Advertisement
Jejak Pendidikan- Dalam konteks Pendidikan Islam, terjadinya perubahan tingkah laku, sikap, dan kepribadian setelah peserta didik mengalami proses pendidikan merupakan salah satu fokus perhatian Pendidikan Islam. Perubahan dan pembentukan kepribadian peserta didik tersebut dapat dilihat dari pendekatan psikologi. Menurut Abdul Mujib, macam-macam kepribadian perspektif Psikologi Kepribadian Islam berdasarkan kerangka struktur nafsani kepribadian (qalb, „aql, dan nafs) ialah sebagai berikut:
- Kepribadian ammârah adalah gambaran kepribadian individu yang cenderung melakukan perbuatan-perbuatan rendah dan perbuatan tercela sesuai nalurinya. Individu tersebut mengikuti tabiat jasad dan mengejar prinsip-prinsip kenikmatan (pleasure principle). Jiwa ini berkaitan dengan kebutuhan fisik manusia yang dalam bahasa psikologi disebut unconscious mind state. Keadaan ini tidak lain adalah keadaan pikiran tidak sadar individu yang memperturutkan hawa nafsu dan dikuasai oleh kelalaian. Kepribadian ammârah yang didominasi oleh hawa dan syahwat akan mengaburkan potensi individu ke arah pengembangan kepribadian yang baik.

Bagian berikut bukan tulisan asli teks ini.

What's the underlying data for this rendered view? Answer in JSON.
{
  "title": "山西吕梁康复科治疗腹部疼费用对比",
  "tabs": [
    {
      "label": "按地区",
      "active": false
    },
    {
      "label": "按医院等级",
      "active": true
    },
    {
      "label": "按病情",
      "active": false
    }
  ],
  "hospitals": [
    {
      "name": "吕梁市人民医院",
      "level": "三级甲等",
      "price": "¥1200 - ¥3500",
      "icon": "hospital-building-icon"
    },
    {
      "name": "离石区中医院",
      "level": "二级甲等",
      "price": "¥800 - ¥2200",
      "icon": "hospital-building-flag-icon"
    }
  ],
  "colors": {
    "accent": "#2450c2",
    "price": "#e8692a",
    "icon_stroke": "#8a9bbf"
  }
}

- Kepribadian lawwâmah adalah gambaran kepribadian yang mencela perbuatan buruk sendiri setelah memperoleh cahaya kalbu. Individu bangkit untuk memperbaiki kebimbangannya dan kadang-kadang tumbuh perbuatan yang buruk yang disebabkan oleh watak gelap (ẓulmaniyyah)-nya, tetapi kemudian diingatkan oleh nur Ilahi, sehingga individu tersebut bertaubat dan memohon ampun (istighfâr). Lebih jelasnya, individu yang memiliki kepribadian ini mampu menasehati diri sendiri jika usai berbuat salah. Individu ini digambarkan sebagai seseorang yang labil, yang belum memiliki pendirian dan prinsip kuat dalam hidup. Jadi, perilaku terkadang mengikuti norma agama tapi di waktu yang lain melanggar. Akan tetapi, setelah pelanggaran tersebut individu akan menyadari kesalahannya.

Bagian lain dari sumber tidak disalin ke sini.